In ihren ganzen 100 Jahren haben sie so etwas nicht erlebt, die Salzburger Festspiele: Eine Pandemie, die massive Änderungen am Programm notwendig machte. Damit es zu keinen Infektionsclustern kommt, müssen sich sowohl Mitarbeiter und Künstler - der Staatsopernchor darf etwa nicht auf der Bühne singen - als auch Besucher umgewöhnen. Umfassende Corona-Schutzmaßnahmen wurden ergriffen, das Sicherheitskonzept wird jeweils an neue Entwicklungen angepasst.

Für das Publikum gilt eine generelle Maskenpflicht außer am Sitzplatz während der Vorstellung. Die Eintrittskarten sind personalisiert: Der Name des Inhabers ist auf die Karte gedruckt, um im Falle einer Covid-19-Erkrankung den Behörden schnelles Contact Tracing zu ermöglichen. Der Kartenbesitzer muss bei der Ticketkontrolle seinen Ausweis unaufgefordert vorweisen.

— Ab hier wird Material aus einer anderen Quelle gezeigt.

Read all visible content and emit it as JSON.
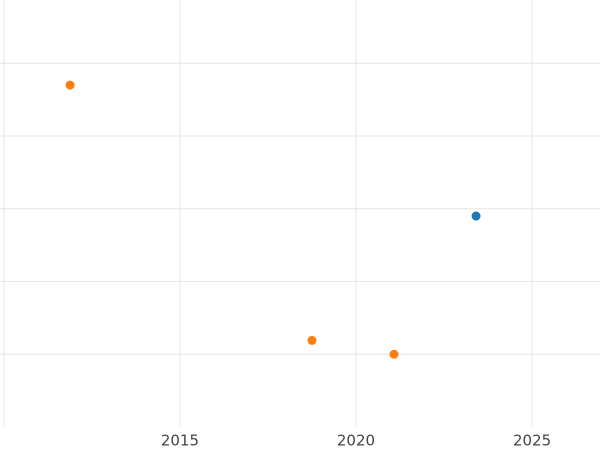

Es wird weder eine Pause noch Bewirtung geben. Die Ein- und Auslasszeiten werden entkoppelt. Um zu vermeiden, dass Publikumsströme aufeinandertreffen, werden Veranstaltungen in den Festspielhäusern nicht mehr gleichzeitig durchgeführt. An allen Eingängen und neuralgischen Punkten sind Desinfektionsspender aufgestellt. Kontaktflächen werden häufig gereinigt.

Tests und drei Gruppen

Die Sitzplätze wurden unter Einhaltung der Abstandsregeln deutlich reduziert und sind prinzipiell im Schachbrettmuster angelegt. Das Publikum wird über alle Informationskanäle der Salzburger Festspiele rechtzeitig vor dem Festival-Beginn im Detail über die aktuellen Sicherheitsmaßnahmen informiert.

Künstler und temporäre Mitarbeiter der Festspiele sind zu einer Corona-Initialtestung verpflichtet und vor der Aufnahme der Tätigkeit zur Vorlage eines Attests, das nicht älter als vier Tage ist. Die Hygieneregeln und Regeln zur Verwendung des Mund-Nasen-Schutzes müssen eingehalten werden. Auf der Bühne treten die Darsteller ohne Schutzmaske auf.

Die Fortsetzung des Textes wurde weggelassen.